Tránsito
Ya sé que la hipocresía puede ser una cuestión de supervivencia.
José Ángel Marín
Jaén
Lunes, 13 de enero 2025, 23:10
El inquilino de Moncloa se hace una pregunta. Se la hace de manera recurrente, y no es una pregunta retórica. Esta que sigue es la ... cuita que cada mañana se plantea nuestro amado líder: «Vamos a ver, espejito mágico, pero al personal qué más da que mi persona mande por años sin término. Por qué me inquietan con las cositas de Begoña, las del hermanísimo, las del Fiscal, las de Ábalos y Koldo, las de Delcy, la amnistía y todas esas vainas sin importancia. Por qué hay todavía quien se empeña en acudir a los tribunales confiando en que se haga justicia. Por qué me tocan los cataplines con ese rollo del paro, la vivienda, los precios y la cesta de la compra».
Y no le falta razón a la criatura. De ahí la 'legislación pataleta' con la que nos obsequia. Pues claro, ¿qué más dará a la gente que semejante ejemplar se suba a la chepa del intelecto de un país entero? ¿Qué clase de súbditos somos si no aceptamos de buen grado que un aprendiz de tirano dé patadas a la Constitución –lógicamente- para salvar a sus parientes además de a Puigdemont? Unos desagradecidos es lo que somos los españolitos. ¿Dónde quedó aquella proverbial mansedumbre que es marca hispana?
Hasta aquí unas pinceladas de humor que siempre son necesarias, y más cuando estamos en el tránsito de una democracia a un sistema autocrático. Calígula también tenía sus partidarios y no eran pocos. Maduro los tiene a mogollón y van en moto. Una legión de seguidores tiene todavía Stalin. Y ni te digo Hitler. Partidarios tuvo Franco –ahora resucitado- y, claro, los tiene el Sánchez que maneja el frentismo en beneficio propio y engancha con su sopa boba. Fanáticos y acérrimos dispuestos al atropello siempre los hubo.
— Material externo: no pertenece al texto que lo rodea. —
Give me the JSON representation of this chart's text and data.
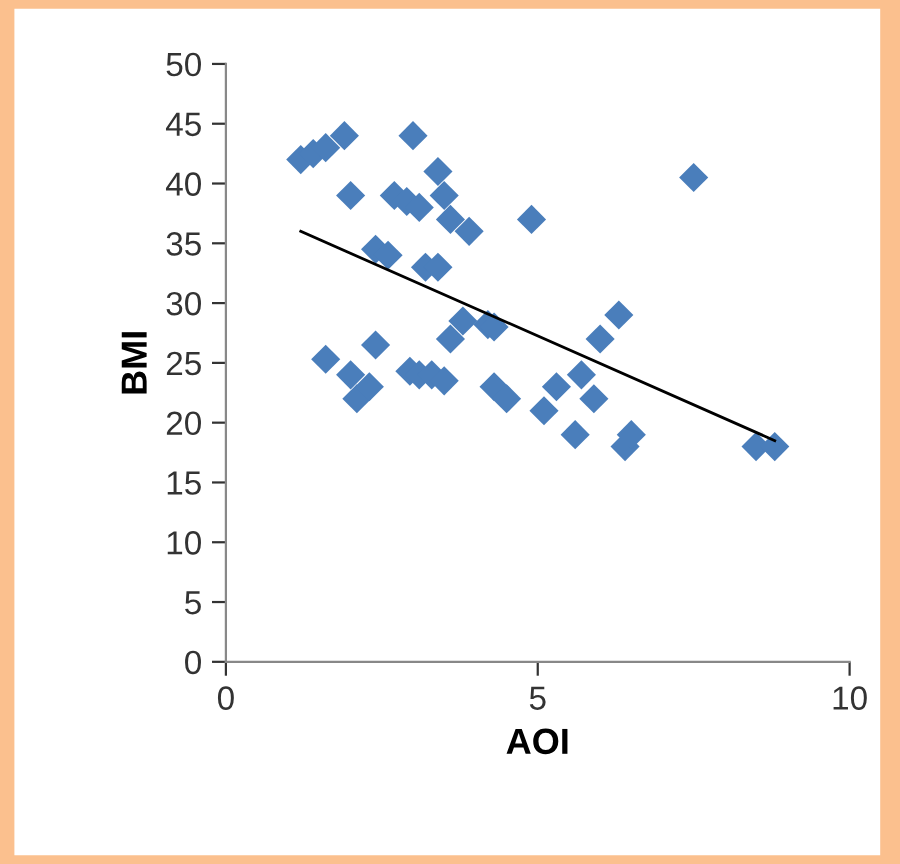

La lacra del siglo XXI es que los siga habiendo en sitios civilizados.
Ya sé que la hipocresía puede ser una cuestión de supervivencia. Pero media un paso de ahí a tragar con lo que sea si procede del sátrapa de cabecera. Hacer política por necesidad, por pulsión estomacal y no por convicción, justifica renunciar al raciocinio y lleva a la política no por ideas, sino por garantizarse un puesto o un plato de lentejas.
Deberían pensárselo los pastueños que se agarran al clavo ardiendo de Sánchez. Estoy casi seguro de que podrían ganarse la vida fuera del pesebre; no son el bulto con ojos que les ha hecho creer Pedro. Sí, hay vida en la diáspora del poder y, aunque no lo crean, la hay sin el beso envenenado del cargo o la paguita, sin necesidad de vender el alma. Y eso precisamente es lo que garantiza –o garantizaba– el Estado de Derecho.
Hablo en pretérito pues hoy la democracia corre el riesgo de convertirse en una realidad figurada. Estamos en ese tránsito. Tránsito propiciado por la manga ancha con las recidivas totalitarias y las instituciones rotas. Por lo pronto, España ya ocupa el último puesto, el 24 –y cayendo- dentro de la categoría de las denominadas democracias plenas.